Fehlercode: E1200

Kategorie:Kompilierzeit: Nichtübereinstimmung der Host-Auslagerungsausgabe

Dieser Fehler tritt auf, wenn ein Tensor, der explizit in den Host-Arbeitsspeicher ausgelagert wurde, als Programmausgabe zurückgegeben wird, die Ausgabesignatur des Programms jedoch nicht für den Host-Arbeitsspeicher konfiguriert ist.

Beispiel für Fehlermeldungen :

INVALID_ARGUMENT: Tensor which is moved to host (starting from tuple.64) is returned from the entry computation but the layout for this output is not set to host memory.

XLA-Back-Ends:TPU, GPU

Übersicht

Wenn der Compiler auf eine Annotation stößt, um einen Tensor auf den Host (CPU) auszulagern, verfolgt er den Speicherort dieses Tensors über den Berechnungsgraphen, bis eines von drei Ereignissen eintritt:

  1. Auf Gerät verschieben:Eine passende Annotation verschiebt den Tensor zurück zum Beschleuniger.
  2. Host-Berechnung:Der Tensor wird von einer hostseitigen Operation verwendet.
  3. Programmende:Der Tensor erreicht das Ende des Programms und wird zu einer Ausgabe.

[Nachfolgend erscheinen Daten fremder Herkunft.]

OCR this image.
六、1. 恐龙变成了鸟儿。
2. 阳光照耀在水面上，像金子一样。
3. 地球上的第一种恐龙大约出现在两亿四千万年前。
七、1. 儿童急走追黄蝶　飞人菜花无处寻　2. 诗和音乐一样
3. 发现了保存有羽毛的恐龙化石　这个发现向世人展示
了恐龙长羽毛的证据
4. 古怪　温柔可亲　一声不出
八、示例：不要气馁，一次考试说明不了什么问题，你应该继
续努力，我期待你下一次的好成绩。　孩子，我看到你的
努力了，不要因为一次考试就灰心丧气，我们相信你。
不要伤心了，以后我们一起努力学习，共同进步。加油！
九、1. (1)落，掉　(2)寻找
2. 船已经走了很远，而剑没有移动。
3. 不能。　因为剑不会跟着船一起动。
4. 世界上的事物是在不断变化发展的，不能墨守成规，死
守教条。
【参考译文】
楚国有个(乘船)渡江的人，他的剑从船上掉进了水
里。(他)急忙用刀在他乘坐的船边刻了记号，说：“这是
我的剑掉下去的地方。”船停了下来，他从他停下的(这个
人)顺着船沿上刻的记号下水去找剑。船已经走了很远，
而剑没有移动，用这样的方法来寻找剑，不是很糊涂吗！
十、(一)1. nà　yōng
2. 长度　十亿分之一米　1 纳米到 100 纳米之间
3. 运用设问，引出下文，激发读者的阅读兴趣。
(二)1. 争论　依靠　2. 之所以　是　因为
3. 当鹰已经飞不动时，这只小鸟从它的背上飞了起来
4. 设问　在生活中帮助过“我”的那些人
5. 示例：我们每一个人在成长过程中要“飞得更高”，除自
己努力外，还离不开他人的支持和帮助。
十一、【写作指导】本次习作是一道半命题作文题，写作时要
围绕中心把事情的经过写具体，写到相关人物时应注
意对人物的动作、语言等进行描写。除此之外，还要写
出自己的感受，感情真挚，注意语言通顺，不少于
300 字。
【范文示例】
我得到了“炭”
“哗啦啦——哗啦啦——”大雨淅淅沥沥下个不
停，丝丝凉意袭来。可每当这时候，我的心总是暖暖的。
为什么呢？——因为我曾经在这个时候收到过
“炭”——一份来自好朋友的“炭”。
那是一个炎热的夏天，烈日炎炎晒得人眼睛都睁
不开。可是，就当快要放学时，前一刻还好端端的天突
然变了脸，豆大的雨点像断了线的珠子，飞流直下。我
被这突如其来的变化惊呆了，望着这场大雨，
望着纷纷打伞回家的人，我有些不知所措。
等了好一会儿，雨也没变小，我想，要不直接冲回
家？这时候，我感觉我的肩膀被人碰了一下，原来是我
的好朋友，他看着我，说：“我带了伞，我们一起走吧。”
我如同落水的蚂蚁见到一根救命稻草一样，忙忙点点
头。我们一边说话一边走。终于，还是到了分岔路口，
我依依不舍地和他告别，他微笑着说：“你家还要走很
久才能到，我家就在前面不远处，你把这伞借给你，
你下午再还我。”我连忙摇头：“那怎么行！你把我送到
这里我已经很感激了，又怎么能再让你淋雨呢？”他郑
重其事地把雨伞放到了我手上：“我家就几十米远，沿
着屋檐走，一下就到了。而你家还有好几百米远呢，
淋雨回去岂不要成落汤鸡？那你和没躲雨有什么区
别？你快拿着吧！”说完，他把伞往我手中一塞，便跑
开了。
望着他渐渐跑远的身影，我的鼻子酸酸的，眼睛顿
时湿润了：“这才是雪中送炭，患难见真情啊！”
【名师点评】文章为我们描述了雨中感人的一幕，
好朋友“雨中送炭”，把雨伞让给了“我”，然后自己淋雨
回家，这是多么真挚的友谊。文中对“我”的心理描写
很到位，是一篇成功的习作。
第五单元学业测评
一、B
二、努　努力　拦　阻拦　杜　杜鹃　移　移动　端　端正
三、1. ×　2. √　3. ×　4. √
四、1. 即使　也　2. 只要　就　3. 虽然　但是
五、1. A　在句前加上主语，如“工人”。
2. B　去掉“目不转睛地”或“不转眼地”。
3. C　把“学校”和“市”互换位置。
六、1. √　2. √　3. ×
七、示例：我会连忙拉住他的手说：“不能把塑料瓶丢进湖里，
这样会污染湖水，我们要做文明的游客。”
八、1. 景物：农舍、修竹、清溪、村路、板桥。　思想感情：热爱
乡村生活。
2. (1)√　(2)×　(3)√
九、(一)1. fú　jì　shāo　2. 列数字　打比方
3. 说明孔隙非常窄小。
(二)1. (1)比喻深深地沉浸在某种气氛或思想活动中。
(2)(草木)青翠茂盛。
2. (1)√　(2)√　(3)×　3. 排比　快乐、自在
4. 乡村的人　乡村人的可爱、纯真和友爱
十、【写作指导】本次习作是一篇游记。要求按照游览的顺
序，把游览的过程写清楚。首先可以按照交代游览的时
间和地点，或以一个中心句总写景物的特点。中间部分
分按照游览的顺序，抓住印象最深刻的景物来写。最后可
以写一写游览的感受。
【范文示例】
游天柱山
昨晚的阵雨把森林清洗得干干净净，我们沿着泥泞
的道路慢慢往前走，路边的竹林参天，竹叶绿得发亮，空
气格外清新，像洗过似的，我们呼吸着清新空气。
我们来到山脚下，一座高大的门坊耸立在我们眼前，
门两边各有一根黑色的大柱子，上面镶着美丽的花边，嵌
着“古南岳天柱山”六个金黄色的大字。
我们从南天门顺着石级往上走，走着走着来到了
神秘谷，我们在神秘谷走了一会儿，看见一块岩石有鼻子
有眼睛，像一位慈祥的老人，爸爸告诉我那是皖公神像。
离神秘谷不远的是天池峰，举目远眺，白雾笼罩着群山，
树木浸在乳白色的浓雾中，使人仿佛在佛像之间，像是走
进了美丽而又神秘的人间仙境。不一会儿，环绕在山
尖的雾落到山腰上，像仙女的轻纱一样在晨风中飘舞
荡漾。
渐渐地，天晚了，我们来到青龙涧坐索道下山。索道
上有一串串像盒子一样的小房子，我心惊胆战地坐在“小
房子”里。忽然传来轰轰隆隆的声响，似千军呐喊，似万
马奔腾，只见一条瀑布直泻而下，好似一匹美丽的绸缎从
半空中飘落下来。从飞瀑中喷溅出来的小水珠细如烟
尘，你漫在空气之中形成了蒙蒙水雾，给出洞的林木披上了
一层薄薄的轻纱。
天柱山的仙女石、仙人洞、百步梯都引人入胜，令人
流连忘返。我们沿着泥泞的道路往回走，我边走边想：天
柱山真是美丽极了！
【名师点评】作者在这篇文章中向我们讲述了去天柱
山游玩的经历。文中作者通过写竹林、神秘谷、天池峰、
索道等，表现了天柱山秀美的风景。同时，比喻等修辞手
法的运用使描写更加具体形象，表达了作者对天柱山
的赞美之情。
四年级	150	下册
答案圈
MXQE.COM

Dieser Fehler wird im Szenario 3 ausgelöst. Der Tensor befindet sich am Ende der Ausführung physisch im Host-Arbeitsspeicher, aber die Signatur der Eingabeberechnung des XLA-Programms definiert, dass sich diese bestimmte Ausgabe im Gerätespeicher befindet. Da der Compiler die Schnittstelle der Eingabeberechnung nicht implizit ändern kann, wird ein Fehler ausgelöst.

Debugging

Um diesen Fehler zu beheben, müssen Sie festlegen, ob dieser Tensor eine Ausgabe auf dem Host sein soll oder ob er vor der Rückgabe zurück auf das Gerät verschoben werden sollte.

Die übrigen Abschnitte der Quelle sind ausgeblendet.